И, укараулив момент, когда сестра не смотрела на него, он мгновенно сунул письмо к себе под подушку, лег на нее и закрыл глаза, с блаженной улыбкой на всем лице.
Сестра тоже несколько успокоилась и задремала вскоре.
Она даже не слыхала, как, встав со своей постели, держась за мебель от слабости, к ним в комнату нагорбленно входила мать и долго смотрела на Петра: как бы не прозевала чего Ольга!
– А где он?..– с удивлением всматривался в пустое пространство Петр.– Уже ушел?.. Он не сказал, когда зайдет завтра, в котором часу?..
– Петя, кто – он?
– Да этот, как его, представитель, представитель…
– Какой еще представитель! Опять выдумываешь…
– Да этот, пожилой, в рыжих вихрах и золотых очках, с блестящими глазами, который только что на этом стуле сидел и два часа со мной беседовал, даже у меня голова разболелась…
– Опять!..– вырвалось отчаянье из груди сестры.– Петя, ты болен, это тебе все кажется, и ты, конечно, рассердишься, если я тебе скажу, что на самом деле здесь никого, кроме меня и мамы, не было…

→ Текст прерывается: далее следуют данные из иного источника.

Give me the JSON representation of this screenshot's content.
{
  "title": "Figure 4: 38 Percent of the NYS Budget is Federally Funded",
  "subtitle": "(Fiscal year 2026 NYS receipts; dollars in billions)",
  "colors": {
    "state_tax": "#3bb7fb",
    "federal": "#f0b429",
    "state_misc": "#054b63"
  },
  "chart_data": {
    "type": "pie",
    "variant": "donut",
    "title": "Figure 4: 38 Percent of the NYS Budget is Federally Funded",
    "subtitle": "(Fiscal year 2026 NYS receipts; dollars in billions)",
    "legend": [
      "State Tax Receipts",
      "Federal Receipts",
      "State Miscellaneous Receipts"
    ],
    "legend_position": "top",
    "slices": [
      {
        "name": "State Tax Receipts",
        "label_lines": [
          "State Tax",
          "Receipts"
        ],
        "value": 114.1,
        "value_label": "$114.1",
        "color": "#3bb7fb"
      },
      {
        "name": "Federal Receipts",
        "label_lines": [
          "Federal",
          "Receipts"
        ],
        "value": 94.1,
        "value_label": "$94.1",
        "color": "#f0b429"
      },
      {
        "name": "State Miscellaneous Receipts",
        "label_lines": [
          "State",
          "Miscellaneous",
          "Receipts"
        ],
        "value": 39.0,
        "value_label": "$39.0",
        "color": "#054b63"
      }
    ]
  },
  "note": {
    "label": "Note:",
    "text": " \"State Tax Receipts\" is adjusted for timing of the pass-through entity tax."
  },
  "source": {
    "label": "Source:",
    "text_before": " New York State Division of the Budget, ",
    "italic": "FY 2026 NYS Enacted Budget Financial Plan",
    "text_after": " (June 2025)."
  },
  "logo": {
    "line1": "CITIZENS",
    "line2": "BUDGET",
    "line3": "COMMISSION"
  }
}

– Помнишь?..– радостно подмигнул глазами больной.– Помнишь, какой мы тут с ним разговорец вели?.. Два часа спорил!.. Он свое, а я свое… В конце он спрашивает: 'Что же вы в таком случае имеете в виду делать, когда выздоровеете?' Я отвечаю: 'В ассенизаторский обоз поступить, на ассенизаторской бочке ездить'. Он растерялся, не знал, как это понять, и посмотрел на тебя. А ты сказала: 'Брат это может сделать, у него это не пустые слова, как бывает у других, он упрямый!' Тут я опять ввернул свое слово: 'Моя мечта, говорю, умереть на той бочке!' Он улыбнулся прежней смущенной улыбкой и сказал, блестя нестерпимо на меня глазами: 'Но вы же писатель, талантливый писатель…' – 'Был писателем',– поправил я его. 'Был писателем'.– 'Ну, да',– сказал он, вот я и приехал сделать вам некоторые предложения, правда, в известных пределах и с известными, так сказать'… Я тогда повторил: 'Моя мечта, говорю, умереть на той бочке, но могу, говорю, и писателем, если будет очень нужно!' Он засмеялся. А ты сказала: 'Вы не смейтесь, брат у меня такой'. Ловко поговорили! В котором часу он обещал еще прийти? А?